Wisente sind Herdentiere und bilden Gruppen von bis zu einem Dutzend Tieren. Das Leittier ist immer eine ältere Kuh mit Kalb. Alte Bullen leben dagegen als Einzelgänger. Wisente werden bis zu drei Meter lang und haben eine Schulterhöhe von bis zu 1,95 Meter.  Die Bullen sind grösser als gleichaltrige Kühe und wiegen durchschnittlich zwischen 500 und 900 Kilogramm, Kühe bringen zwischen 300 bis 500 Kilogramm auf die Waage. Täglich nimmt ein ausgewachsenes Tier bis zu 60 kg Nahrung zu sich, hauptsächlich Gräser und Kräuter, aber auch junge Blätter, Triebe und Rinde sowie im Herbst Eicheln und Bucheckern.

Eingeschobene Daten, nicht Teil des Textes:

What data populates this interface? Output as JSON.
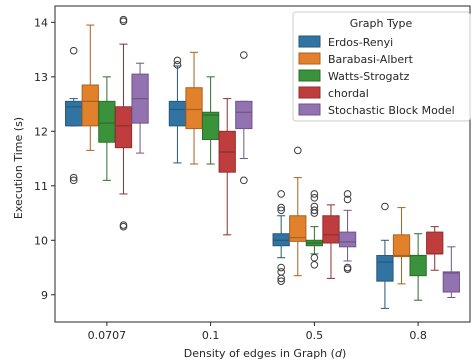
{
  "chart_data": {
    "type": "boxplot",
    "xlabel_prefix": "Density of edges in Graph (",
    "xlabel_var": "d",
    "xlabel_suffix": ")",
    "ylabel": "Execution Time (s)",
    "ylim": [
      8.5,
      14.3
    ],
    "yticks": [
      "9",
      "10",
      "11",
      "12",
      "13",
      "14"
    ],
    "categories": [
      "0.0707",
      "0.1",
      "0.5",
      "0.8"
    ],
    "legend": {
      "title": "Graph Type",
      "placement": "top-right"
    },
    "grid": false,
    "series": [
      {
        "name": "Erdos-Renyi",
        "color": "#3274a1",
        "boxes": [
          {
            "whislo": 12.1,
            "q1": 12.1,
            "med": 12.45,
            "q3": 12.55,
            "whishi": 12.6,
            "fliers": [
              13.48,
              11.15,
              11.1
            ]
          },
          {
            "whislo": 11.42,
            "q1": 12.1,
            "med": 12.4,
            "q3": 12.55,
            "whishi": 13.2,
            "fliers": [
              13.3,
              13.22
            ]
          },
          {
            "whislo": 9.68,
            "q1": 9.9,
            "med": 10.0,
            "q3": 10.12,
            "whishi": 10.45,
            "fliers": [
              10.85,
              10.6,
              10.55,
              9.5,
              9.42,
              9.3,
              9.25
            ]
          },
          {
            "whislo": 8.75,
            "q1": 9.25,
            "med": 9.6,
            "q3": 9.72,
            "whishi": 10.0,
            "fliers": [
              10.62
            ]
          }
        ]
      },
      {
        "name": "Barabasi-Albert",
        "color": "#e1812c",
        "boxes": [
          {
            "whislo": 11.65,
            "q1": 12.1,
            "med": 12.55,
            "q3": 12.85,
            "whishi": 13.95,
            "fliers": []
          },
          {
            "whislo": 11.4,
            "q1": 12.05,
            "med": 12.4,
            "q3": 12.8,
            "whishi": 13.45,
            "fliers": []
          },
          {
            "whislo": 9.35,
            "q1": 9.98,
            "med": 10.05,
            "q3": 10.45,
            "whishi": 11.15,
            "fliers": [
              11.65
            ]
          },
          {
            "whislo": 9.2,
            "q1": 9.7,
            "med": 9.72,
            "q3": 10.1,
            "whishi": 10.6,
            "fliers": []
          }
        ]
      },
      {
        "name": "Watts-Strogatz",
        "color": "#3a923a",
        "boxes": [
          {
            "whislo": 11.1,
            "q1": 11.8,
            "med": 12.15,
            "q3": 12.55,
            "whishi": 13.0,
            "fliers": []
          },
          {
            "whislo": 11.4,
            "q1": 11.85,
            "med": 12.3,
            "q3": 12.35,
            "whishi": 13.0,
            "fliers": []
          },
          {
            "whislo": 9.75,
            "q1": 9.9,
            "med": 9.95,
            "q3": 10.0,
            "whishi": 10.25,
            "fliers": [
              10.85,
              10.78,
              10.62,
              10.55,
              10.5,
              9.68,
              9.55
            ]
          },
          {
            "whislo": 8.9,
            "q1": 9.35,
            "med": 9.72,
            "q3": 9.72,
            "whishi": 10.12,
            "fliers": []
          }
        ]
      },
      {
        "name": "chordal",
        "color": "#c03d3e",
        "boxes": [
          {
            "whislo": 10.85,
            "q1": 11.7,
            "med": 12.1,
            "q3": 12.45,
            "whishi": 13.6,
            "fliers": [
              14.05,
              14.02,
              10.28,
              10.25
            ]
          },
          {
            "whislo": 10.1,
            "q1": 11.25,
            "med": 11.62,
            "q3": 12.0,
            "whishi": 12.6,
            "fliers": []
          },
          {
            "whislo": 9.3,
            "q1": 9.95,
            "med": 10.1,
            "q3": 10.45,
            "whishi": 10.65,
            "fliers": []
          },
          {
            "whislo": 9.45,
            "q1": 9.75,
            "med": 9.75,
            "q3": 10.15,
            "whishi": 10.25,
            "fliers": []
          }
        ]
      },
      {
        "name": "Stochastic Block Model",
        "color": "#9372b2",
        "boxes": [
          {
            "whislo": 11.6,
            "q1": 12.15,
            "med": 12.6,
            "q3": 13.05,
            "whishi": 13.25,
            "fliers": []
          },
          {
            "whislo": 11.5,
            "q1": 12.05,
            "med": 12.35,
            "q3": 12.55,
            "whishi": 12.55,
            "fliers": [
              11.1,
              13.4
            ]
          },
          {
            "whislo": 9.62,
            "q1": 9.88,
            "med": 9.97,
            "q3": 10.15,
            "whishi": 10.55,
            "fliers": [
              10.85,
              10.75,
              9.5,
              9.47
            ]
          },
          {
            "whislo": 8.95,
            "q1": 9.05,
            "med": 9.4,
            "q3": 9.42,
            "whishi": 9.88,
            "fliers": []
          }
        ]
      }
    ]
  }
}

36’000 Arten vom Aussterben bedroht

Die IUCN listet Tiere und Pflanzen in acht Kategorien, von «ausgestorben» bis «nicht gefährdet». Manche Arten können nicht eingeordnet werden, weil nicht genügend Daten vorliegen. Auf der Liste stehen jetzt fast 129›000 Tier- und Pflanzenarten, von denen fast 36’000 vom Aussterben bedroht sind.

In Mittelamerika seien drei Froscharten ausgestorben, berichtet die IUCN. In einem der grössten Seen der Philippinen, dem Lanao-See, seien 15 der 17 dort einst heimischen Frischwasserfische ausgestorben.

Die Haiart Carcharhinus obsolerus, die im vergangenen Jahr erstmals beschrieben wurde, ist jetzt in der Kategorie «vom Aussterben bedroht» aufgeführt. Die Rochenart Riesenmanta (Mobula birostris) wurde hochgestuft in die Kategorie «stark gefährdet». 30 Prozent der Rochen und Haie seien vom Aussterben bedroht, berichtete die Marine Megafauna-Stiftung. Dies sei eine Folge nicht nachhaltiger Fischerei.